2º Domingo de Cuaresma. Ciclo B. domingo 25 de febrero de 2024

Gn 22, 1-2. 9-13. 15-18                     “El sacrificio de Abraham, nuestro padre en la fe”

Rom 8, 31b – 34                               “Dios no perdonó a su propio Hijo”

Mc 9, 2-10                                        “Este es mi Hijo muy querido, escúchenlo”

Evangelio

            Jesús tomó a Pedro, Santiago y Juan, y los llevó a ellos solos a un monte elevado. Allí se transfiguró en presencia de ellos. Sus vestiduras se volvieron resplandecientes, tan blancas como nadie en el mundo podría blanquearlas. Y se les aparecieron Elías y Moisés, conversando con Jesús.
Pedro dijo a Jesús: «Maestro, ¡qué bien estamos aquí! Hagamos tres carpas, una para ti, otra para Moisés y otra para Elías.» Pedro no sabía qué decir, porque estaban llenos de temor.
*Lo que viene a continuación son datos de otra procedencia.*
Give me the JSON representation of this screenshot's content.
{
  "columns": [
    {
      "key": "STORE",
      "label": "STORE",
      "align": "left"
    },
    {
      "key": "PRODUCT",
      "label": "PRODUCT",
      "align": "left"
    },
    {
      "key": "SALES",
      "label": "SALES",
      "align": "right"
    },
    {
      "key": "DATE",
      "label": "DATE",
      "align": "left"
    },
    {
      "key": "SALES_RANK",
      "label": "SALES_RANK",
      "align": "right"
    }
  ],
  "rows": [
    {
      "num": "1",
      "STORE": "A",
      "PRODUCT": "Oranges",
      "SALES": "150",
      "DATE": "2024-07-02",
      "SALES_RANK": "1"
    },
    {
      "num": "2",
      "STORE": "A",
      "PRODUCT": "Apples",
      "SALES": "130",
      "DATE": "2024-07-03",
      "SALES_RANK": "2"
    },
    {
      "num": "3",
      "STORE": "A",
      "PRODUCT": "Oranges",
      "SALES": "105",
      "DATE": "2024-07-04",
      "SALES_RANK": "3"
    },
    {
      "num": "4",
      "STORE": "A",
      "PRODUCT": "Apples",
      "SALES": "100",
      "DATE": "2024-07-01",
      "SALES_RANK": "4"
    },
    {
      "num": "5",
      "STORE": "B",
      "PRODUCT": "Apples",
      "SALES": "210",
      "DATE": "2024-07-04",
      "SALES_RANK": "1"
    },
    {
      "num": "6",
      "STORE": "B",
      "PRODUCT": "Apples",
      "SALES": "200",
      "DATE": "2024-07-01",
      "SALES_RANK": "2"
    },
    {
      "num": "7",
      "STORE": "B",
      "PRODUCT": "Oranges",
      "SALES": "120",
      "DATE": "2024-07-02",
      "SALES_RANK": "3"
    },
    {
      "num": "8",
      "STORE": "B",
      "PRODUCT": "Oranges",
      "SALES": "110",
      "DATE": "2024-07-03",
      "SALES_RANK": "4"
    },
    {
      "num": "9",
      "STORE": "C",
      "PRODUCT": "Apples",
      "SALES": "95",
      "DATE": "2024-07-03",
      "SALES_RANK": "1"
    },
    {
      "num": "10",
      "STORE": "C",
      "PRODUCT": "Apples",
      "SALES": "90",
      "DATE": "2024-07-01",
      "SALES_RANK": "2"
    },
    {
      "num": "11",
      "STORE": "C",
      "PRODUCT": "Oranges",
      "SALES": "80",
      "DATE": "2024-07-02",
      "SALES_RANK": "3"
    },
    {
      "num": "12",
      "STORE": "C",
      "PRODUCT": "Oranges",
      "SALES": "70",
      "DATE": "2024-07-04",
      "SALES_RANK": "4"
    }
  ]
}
Entonces una nube los cubrió con su sombra, y salió de ella una voz: «Este es mi Hijo muy querido, escúchenlo.»

            De pronto miraron a su alrededor y no vieron a nadie, sino a Jesús solo con ellos.
Mientras bajaban del monte, Jesús les prohibió contar lo que habían visto, hasta que el Hijo del hombre resucitara de entre los muertos. Ellos cumplieron esta orden, pero se preguntaban qué significaría «resucitar de entre los muertos.»

Comentario

El monte de la transfiguración

            El domingo anterior, meditamos el evangelio de la tentación de Jesús en el desierto. Hoy pasamos a otro suceso y escenario. Su transfiguración en el monte Tabor. Es como un anticipo de la meta cuaresmal y de la vida: la Pascua. De manera simple y resumida, lo dice magistralmente el prefacio V de Cuaresma:

«En verdad es justo bendecir tu nombre Padre rico en misericordia, ahora que, en nuestro itinerario hacia la luz pascual, seguimos los pasos de Cristo, maestro y modelo de la humanidad reconciliada en el amor

Tú abres a la Iglesia el camino de un nuevo éxodo a través del desierto cuaresmal, para que, llegados a la montaña santa, con el corazón arrepentido y humillado reavivemos nuestra vocación de pueblo de la alianza convocado para bendecir tu nombre, escuchar tu palabra y experimentar con gozo tus maravillas”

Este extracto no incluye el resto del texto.